Good vision can be an awful thing. With my readers I could see carvings in bark. Many dozens of visitors desecrated the state's largest tree—one that was centuries old when the Holy Roman Empire developed in the ninth century and was still growing when the empire withered a millennium later—with carved hearts and letters. At least one visitor took spray paint to the largest Western redcedar in America.

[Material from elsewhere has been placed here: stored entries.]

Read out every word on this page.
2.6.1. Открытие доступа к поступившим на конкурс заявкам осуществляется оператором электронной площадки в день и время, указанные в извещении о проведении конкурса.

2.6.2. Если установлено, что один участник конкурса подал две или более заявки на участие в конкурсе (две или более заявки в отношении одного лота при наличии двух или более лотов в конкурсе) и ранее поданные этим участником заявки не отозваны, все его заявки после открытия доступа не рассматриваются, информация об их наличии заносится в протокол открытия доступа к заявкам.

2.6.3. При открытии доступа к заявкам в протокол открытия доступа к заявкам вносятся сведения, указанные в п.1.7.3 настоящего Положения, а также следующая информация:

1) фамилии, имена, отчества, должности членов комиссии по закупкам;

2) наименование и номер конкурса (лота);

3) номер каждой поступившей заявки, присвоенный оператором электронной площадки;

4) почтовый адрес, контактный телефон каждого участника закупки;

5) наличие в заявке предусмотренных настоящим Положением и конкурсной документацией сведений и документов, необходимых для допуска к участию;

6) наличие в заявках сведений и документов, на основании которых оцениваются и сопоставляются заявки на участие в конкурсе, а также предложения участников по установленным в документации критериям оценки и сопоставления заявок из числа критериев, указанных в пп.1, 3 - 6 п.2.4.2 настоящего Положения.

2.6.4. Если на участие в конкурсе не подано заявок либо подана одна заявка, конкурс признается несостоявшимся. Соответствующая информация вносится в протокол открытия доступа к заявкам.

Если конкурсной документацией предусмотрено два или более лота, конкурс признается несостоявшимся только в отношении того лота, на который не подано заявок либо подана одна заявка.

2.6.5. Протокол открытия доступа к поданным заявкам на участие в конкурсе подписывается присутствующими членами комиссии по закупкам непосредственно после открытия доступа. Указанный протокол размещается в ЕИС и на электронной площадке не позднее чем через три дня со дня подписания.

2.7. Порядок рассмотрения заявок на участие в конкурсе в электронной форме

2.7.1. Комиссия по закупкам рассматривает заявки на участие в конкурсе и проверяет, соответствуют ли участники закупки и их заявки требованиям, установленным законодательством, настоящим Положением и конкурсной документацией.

With disgust approaching anger, Susan, Elliott, and I had seen enough of the Nolan Creek Cedar, which some, including the DNR, have renamed the Duncan Cedar to honor two brothers responsible for sparing one majestic tree while slaying countless others.

Van Pelt, a man who has devoted many of his 64 years bushwhacking to discover and describe some of Earth's greatest trees, warned me during our last chat that the Nolan Creek Cedar is "a sad story." Indeed.

As Susan, Elliott and I drove away from the giant redcedar, Elliott insisted that we make a stop to explore some nearby old-growth forest, which we did. Such a place, if you've never entered one, is something beyond words. But I'll try. 

Entering a virgin lowlands forest is like entering a cathedral. Sunlight pours into it in diagonal rays from high above. The "windows" are breaks in the multilayered canopies of towering trees. Something about looking up at them, past trunks as divine as Notre-Dame's pillars, produces a kaleidoscope effect.

This holy ground doesn't contain chiseled stone and wooden pews but rather unfurling baby ferns that are velvet to the touch, frogs chirping ribbit, ribbit, ribbit, the shushes of wind through trees, bark that's thick and corky, branches adorned with delicate mosses, and splendid animals that want nothing to do with human beings.

We passed trees that had blown over, exposing walls of leg-sized roots. One root mass was 24.5 feet wide—as wide as three Greyhound buses.

If you're lucky, as we were, you'd encounter a creek and hear gentle tinkling and bubbling as water follows gravity across rocks and wood, occasionally pausing to swirl.

Moved by it all Elliott spun around to face me: "Scott, this is my Heaven!" he rejoiced.

Mine, too, I thought.

Scott Doggett is a former staff writer for the Outdoors section of the Los Angeles Times. He and Susan live in Port Townsend.